A few weeks ago, we posted a piece on the new Hours of Service Regulations for drivers of Commercial Motor Vehicles (CMVs). The rules continue to change, due to accidents on our roadways which continue to occur and research being conducted which helps us to understand what factors, exactly, are causing these accidents. One theory which researchers have been studying for years is the concept of Circadian Rhythms.
Circadian Rhythms are related to our biological clocks. Our biological clocks regulate our bodies throughout our lifetimes, and, on a smaller scale, our Circadian Rhythms regulate and affect each day of our lives. Each of us has our own, individualized Circadian Rhythm, which is based on each individual’s lifestyle. Specifically, the term “Circadian Rhythm” refers to a person’s 24-hour clock. The concept is based on the idea that our bodies have internal clocks, which operate like…clock-work. Most of us operate on a 24-hour clock. During our 24-hour days, our bodies go through various processes, depending on what we are doing–waking up, eating, going to sleep, etc. The processes include sleeping patterns and digestion patterns. At what time bodily processes occur determine at which times throughout the day we are naturally inclined to be most alert or drowsy.
Many environmental factors can affect a person’s Circadian Rhythms, including exercise, stress, and meal schedules. The factor found to be the strongest at affecting a person’s Circadian Rhythm is daylight. Basically, the human Circadian Rhythm is based on responses to light and dark. Every organism on this planet has some sort of Circadian Rhythm, a pattern of wakefulness and sleeping which that organism is naturally predisposed to act out. Humans have been trained to have our wakefulness triggered by daylight. Traditionally, daylight causes us to be more awake and more alert, because the daylight sends signals to our eyes, which send signals to our brains, to release certain hormones which wake our bodies up. Like daylight, darkness does the same thing. Darkness has been known to trigger the release of melatonin, the “sleepy hormone.” Some people who suffer from insomnia take melatonin supplements, to help them sleep.

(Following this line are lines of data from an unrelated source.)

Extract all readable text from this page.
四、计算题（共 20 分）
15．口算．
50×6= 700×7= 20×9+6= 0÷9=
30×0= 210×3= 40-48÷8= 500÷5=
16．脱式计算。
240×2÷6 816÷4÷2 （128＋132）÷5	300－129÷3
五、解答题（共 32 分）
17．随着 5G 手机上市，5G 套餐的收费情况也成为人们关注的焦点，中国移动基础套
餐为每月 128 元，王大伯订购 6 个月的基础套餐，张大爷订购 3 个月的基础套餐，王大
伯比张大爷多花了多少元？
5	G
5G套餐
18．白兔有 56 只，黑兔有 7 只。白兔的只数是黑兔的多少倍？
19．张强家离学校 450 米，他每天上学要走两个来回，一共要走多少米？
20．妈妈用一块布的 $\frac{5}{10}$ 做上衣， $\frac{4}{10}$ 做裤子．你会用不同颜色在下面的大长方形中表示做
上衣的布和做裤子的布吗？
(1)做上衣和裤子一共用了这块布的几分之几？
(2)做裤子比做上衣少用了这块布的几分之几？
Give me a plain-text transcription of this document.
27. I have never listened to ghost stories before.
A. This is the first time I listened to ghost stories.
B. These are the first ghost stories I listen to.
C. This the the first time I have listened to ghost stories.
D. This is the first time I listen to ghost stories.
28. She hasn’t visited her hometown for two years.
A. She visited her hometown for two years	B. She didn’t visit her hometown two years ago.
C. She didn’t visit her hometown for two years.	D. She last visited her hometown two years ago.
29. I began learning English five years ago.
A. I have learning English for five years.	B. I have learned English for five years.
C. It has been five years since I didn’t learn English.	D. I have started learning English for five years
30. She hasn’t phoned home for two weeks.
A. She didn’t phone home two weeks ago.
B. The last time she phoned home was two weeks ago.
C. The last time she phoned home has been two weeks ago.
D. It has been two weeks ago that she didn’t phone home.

In addition to hormone release, Circadian Rhythms affect “body temperature and other important bodily functions,” according to the National Institute of General Medical Sciences’s website. Chronic disruption of a person’s Circadian Rhythm has been linked to heart disease, weigh gain, anxiety, and depression. This is due to the fact that a person’s Circadian Rhythm, which tells a body when to sleep, when to wake, and when to eat, determines at what times the body releases certain chemicals which aid in digestion and regulate a person’s heart rate. If you are eating at an irregular time, when your body is not programmed to release chemicals which help your body digest food, this can disturb your metabolism and confuse other processes in your body which are related to your metabolism. If you are unable to sleep when you want to, due to an erratic schedule, this could lead to problems with fatigue and insomnia. Disruption of the Circadian Rhythm can also affect a person’s sensitivity to certain drugs, such as caffeine and alcohol.
This phenomenon is usually studied as it relates to jet lag, the issue that many travelers face when they travel from one time zone to another. But, it affects many other people, in various other walks of life, as well. Other people who often suffer from disruptions in their Circadian Rhythms are airplane pilots, truck drivers, business men and women who frequently travel from one time zone to another (e.g., someone who works out of New York City AND Los Angeles), people who do shift-work, and even teenagers, whose bodies are dramatically changing day to day.
Though a person’s Circadian Rhythm may be altered somewhat, this takes time and consistency. Even then, our natural clock will still want to be in control. The problem arises when a person has no consistency in his/her sleep patterns – or even with a consistent lifestyle, fails to get the proper sleep and rest to “reset” our clock on a daily basis. If your sleep pattern is changing day-to-day, with no coherent pattern, your body is unable to predict when it must start settling into sleep or waking up. As many of us know, it is oftentimes difficult to sleep when we want to sleep or when we need to sleep. For most of us, being able to sleep, or telling our bodies to go to sleep is not as easy as turning a light switch on or off. And an “unnatural pattern” (working nights, etc.) can be made more difficult if we try to stay awake longer than we should, in order to get things done during the day before heading back to work at night, and deny our body the rest it needs.
Failing to heed our natural Circadian Rhythm can lead to a lack of concentration, lack of ability to react to circumstances, and an overall malaise that can affect our health and safety – and that of those around us.